- Author(s): Mort Walker (1977–1995) Jerry Dumas (1977–2016)
- Current status/schedule: Gag-a-day strip; reruns
- Launch date: April 18, 1977
- End date: c. 2017
- Syndicate(s): King Features Syndicate
- Publisher: Tempo Books
- Genre: Humor
- Preceded by: Sam's Strip

= Sam and Silo =

American comic strip by Mort Walker and Jerry Dumas

Sam and Silo is an American comic strip created by Mort Walker (creator of Beetle Bailey and Hi and Lois) and Jerry Dumas, which began on April 18, 1977. The series is a "continuation" or a spin-off of Sam's Strip (1961-1963), as it uses the same characters. Dumas was solely responsible for the strip from 1995 and drew it until his death in 2016.

==Overview==
In 1961, Mort Walker and Jerry Dumas, who had worked together on Beetle Bailey and Hi and Lois, created Sam's Strip, in which the title character and his unnamed assistant were aware that they were in a comic strip. The series debuted as a daily-only on October 2 of that year and relied heavily on metahumor, appearances by classic comic strip characters, and breaking the fourth wall. It never reached more than sixty newspapers and was discontinued on June 1, 1963.

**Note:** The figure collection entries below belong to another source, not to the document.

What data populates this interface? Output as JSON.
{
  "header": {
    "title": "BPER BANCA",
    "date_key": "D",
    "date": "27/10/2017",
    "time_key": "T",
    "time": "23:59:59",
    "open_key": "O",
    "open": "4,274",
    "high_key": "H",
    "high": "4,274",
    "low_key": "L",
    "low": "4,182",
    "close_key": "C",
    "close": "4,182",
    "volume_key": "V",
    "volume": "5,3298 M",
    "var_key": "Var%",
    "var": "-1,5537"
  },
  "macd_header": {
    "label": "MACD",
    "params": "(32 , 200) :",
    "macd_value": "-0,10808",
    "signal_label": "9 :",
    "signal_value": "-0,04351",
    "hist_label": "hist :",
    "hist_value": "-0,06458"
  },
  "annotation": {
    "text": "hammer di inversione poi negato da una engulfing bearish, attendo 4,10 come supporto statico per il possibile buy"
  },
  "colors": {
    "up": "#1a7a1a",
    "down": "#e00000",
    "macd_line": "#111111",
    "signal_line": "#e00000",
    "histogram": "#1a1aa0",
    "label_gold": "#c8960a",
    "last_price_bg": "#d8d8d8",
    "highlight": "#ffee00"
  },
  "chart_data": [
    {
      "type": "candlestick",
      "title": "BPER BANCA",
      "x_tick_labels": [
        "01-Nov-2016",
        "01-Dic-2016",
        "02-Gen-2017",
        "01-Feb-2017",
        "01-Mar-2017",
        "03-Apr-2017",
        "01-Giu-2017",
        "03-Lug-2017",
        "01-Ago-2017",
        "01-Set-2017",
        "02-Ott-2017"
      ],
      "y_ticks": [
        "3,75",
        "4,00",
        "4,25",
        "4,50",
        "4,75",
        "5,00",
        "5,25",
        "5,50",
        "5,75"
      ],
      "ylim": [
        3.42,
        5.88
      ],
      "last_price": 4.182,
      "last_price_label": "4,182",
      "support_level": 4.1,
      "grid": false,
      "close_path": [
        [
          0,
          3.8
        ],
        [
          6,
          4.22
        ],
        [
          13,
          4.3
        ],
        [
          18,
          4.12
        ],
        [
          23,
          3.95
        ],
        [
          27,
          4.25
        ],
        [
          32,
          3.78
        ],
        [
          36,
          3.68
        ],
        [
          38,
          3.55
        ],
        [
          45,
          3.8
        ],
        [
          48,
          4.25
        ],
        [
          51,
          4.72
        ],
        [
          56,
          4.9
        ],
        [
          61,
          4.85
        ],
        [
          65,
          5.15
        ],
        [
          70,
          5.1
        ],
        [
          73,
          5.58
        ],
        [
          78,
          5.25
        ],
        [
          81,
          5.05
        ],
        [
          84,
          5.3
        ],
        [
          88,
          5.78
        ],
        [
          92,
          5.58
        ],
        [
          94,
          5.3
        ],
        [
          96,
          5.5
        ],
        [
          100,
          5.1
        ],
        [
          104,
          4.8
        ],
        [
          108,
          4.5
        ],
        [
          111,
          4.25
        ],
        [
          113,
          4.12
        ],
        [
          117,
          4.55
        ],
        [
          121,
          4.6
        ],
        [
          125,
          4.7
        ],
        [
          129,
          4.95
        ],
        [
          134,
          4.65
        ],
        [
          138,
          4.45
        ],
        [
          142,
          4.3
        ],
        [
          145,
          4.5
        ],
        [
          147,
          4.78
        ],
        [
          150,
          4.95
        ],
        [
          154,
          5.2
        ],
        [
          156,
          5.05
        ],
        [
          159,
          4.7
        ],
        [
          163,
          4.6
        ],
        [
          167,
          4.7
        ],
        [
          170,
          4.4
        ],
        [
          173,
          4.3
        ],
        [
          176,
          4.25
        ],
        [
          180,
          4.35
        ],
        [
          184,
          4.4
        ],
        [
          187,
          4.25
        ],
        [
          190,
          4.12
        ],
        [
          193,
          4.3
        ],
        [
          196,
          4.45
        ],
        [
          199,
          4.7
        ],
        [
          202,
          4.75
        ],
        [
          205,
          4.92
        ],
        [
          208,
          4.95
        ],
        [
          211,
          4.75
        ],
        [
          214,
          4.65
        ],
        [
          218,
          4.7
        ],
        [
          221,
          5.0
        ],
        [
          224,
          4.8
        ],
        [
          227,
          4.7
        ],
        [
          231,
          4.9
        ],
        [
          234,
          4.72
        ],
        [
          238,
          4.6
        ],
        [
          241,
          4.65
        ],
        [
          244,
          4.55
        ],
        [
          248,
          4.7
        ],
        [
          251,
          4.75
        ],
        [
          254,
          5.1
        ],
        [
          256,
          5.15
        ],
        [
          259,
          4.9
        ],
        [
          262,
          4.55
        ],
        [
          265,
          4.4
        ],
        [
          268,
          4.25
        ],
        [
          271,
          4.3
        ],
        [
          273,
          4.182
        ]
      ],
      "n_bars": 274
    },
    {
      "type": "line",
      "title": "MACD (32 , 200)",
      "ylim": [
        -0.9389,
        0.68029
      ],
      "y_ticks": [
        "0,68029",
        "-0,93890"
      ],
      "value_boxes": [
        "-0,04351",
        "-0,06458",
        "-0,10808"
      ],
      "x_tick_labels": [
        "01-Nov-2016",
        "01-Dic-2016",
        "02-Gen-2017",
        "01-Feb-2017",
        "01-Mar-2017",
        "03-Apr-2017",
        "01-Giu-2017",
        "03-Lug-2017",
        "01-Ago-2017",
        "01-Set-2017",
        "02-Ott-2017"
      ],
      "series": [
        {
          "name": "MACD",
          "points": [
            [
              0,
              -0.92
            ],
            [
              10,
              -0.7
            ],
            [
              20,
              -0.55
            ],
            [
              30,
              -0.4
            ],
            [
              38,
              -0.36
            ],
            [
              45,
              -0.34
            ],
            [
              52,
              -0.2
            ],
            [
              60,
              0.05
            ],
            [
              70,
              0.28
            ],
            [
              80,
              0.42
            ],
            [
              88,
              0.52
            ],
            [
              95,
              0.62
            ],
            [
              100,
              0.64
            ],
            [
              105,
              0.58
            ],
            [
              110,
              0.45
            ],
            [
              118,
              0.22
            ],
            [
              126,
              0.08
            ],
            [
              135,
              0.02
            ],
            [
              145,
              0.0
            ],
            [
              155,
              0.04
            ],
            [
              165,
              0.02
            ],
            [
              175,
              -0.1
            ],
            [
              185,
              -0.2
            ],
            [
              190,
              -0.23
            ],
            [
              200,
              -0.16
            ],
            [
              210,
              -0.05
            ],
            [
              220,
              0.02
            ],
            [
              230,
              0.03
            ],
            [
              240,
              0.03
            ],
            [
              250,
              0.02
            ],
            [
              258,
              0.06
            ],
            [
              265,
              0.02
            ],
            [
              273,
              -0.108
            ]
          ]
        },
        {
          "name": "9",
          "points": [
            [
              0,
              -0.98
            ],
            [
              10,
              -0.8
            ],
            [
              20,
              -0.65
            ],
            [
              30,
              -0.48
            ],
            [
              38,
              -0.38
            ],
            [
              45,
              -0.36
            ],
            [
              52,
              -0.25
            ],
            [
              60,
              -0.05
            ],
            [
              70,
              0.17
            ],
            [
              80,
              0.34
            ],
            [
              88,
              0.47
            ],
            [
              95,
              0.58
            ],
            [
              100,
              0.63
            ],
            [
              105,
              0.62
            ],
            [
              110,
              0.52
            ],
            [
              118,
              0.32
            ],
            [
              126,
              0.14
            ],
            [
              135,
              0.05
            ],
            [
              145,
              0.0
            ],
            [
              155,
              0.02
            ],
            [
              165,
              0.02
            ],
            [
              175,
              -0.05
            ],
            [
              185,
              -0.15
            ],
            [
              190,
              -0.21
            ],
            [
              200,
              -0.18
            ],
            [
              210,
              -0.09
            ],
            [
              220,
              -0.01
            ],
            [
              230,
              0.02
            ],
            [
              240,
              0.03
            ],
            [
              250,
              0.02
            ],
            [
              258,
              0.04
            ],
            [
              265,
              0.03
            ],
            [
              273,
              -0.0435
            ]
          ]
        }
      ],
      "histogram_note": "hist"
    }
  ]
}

More than a decade later, Walker learned there was interest in reviving Sam's Strip, so he went to the president of King Features Syndicate, who suggested using the same characters with a different theme. The result was the more conventional gag-a-day strip Sam and Silo, and it premiered on April 18, 1977. The new strip followed the misadventures of a porkpie hat-wearing sheriff and his sole deputy in the small American community of Upper Duckwater, a place so safe that the pair can spend a lot of time napping in their squad car behind the billboard or enjoying hearty meals at the local diner, where Rosie (the "real mother" of the town) "dispenses one-liners and lots of affection along with breakfast, lunch, and dinner." Unfortunately, Sam and Silo must contend with the busybody Mayor McGuffey, who is often "seeing crime where there is none, or inventing bureaucratic red tape just for the fun of it."

The creators produced the strip together until 1995, when Walker stepped away, leaving the strip fully in Dumas' hands. There has been no Sunday installment since that time.

"Sam & Silo is just an ordinary comic strip," states Don Markstein's Toonopedia. "A little old-fashioned, perhaps; but...it's pretty typical of what you see all over the comics page." King Features themselves don't claim any more than that in their online introduction to the strip: "Sam and Silo...don’t attempt to solve the secrets of the universe. They don’t have profound ideas about politics or the economy or the communications revolution." As Toonopedia admits, while the strip has "none of the self-parodying zaniness that made Sam's Strip one of comics' little-known classics," it does have a loyal following that depends on it "to provide chuckles Monday through Saturday."

==Characters==
- Sam, the inept sheriff of the leafy hamlet of Upper Duckwater.
- Silo, Sam’s right-hand man in law enforcement.
- Mayor McGuffey, a self-important little town politician.
- Rosie, the counterwoman at the local diner.
- Funny Floyd, a wild man who walks around barefoot, sometimes spouting incoherent poetry.
- Sister Agnes, an eccentric nun.
- Granny Naps, Sam’s cynical and no-nonsense landlady.
- Algy, the courthouse janitor who usually blows up things that he tries to fix.
- Mr. Teetering, a retired guy who supposedly can dispense wisdom.
- Buford, the Duckwater jail’s ever-escaping lone resident.
- Jasper, the court house cat.

==Books==
Tempo Books released a paperback collection of Sam and Silo in 1979.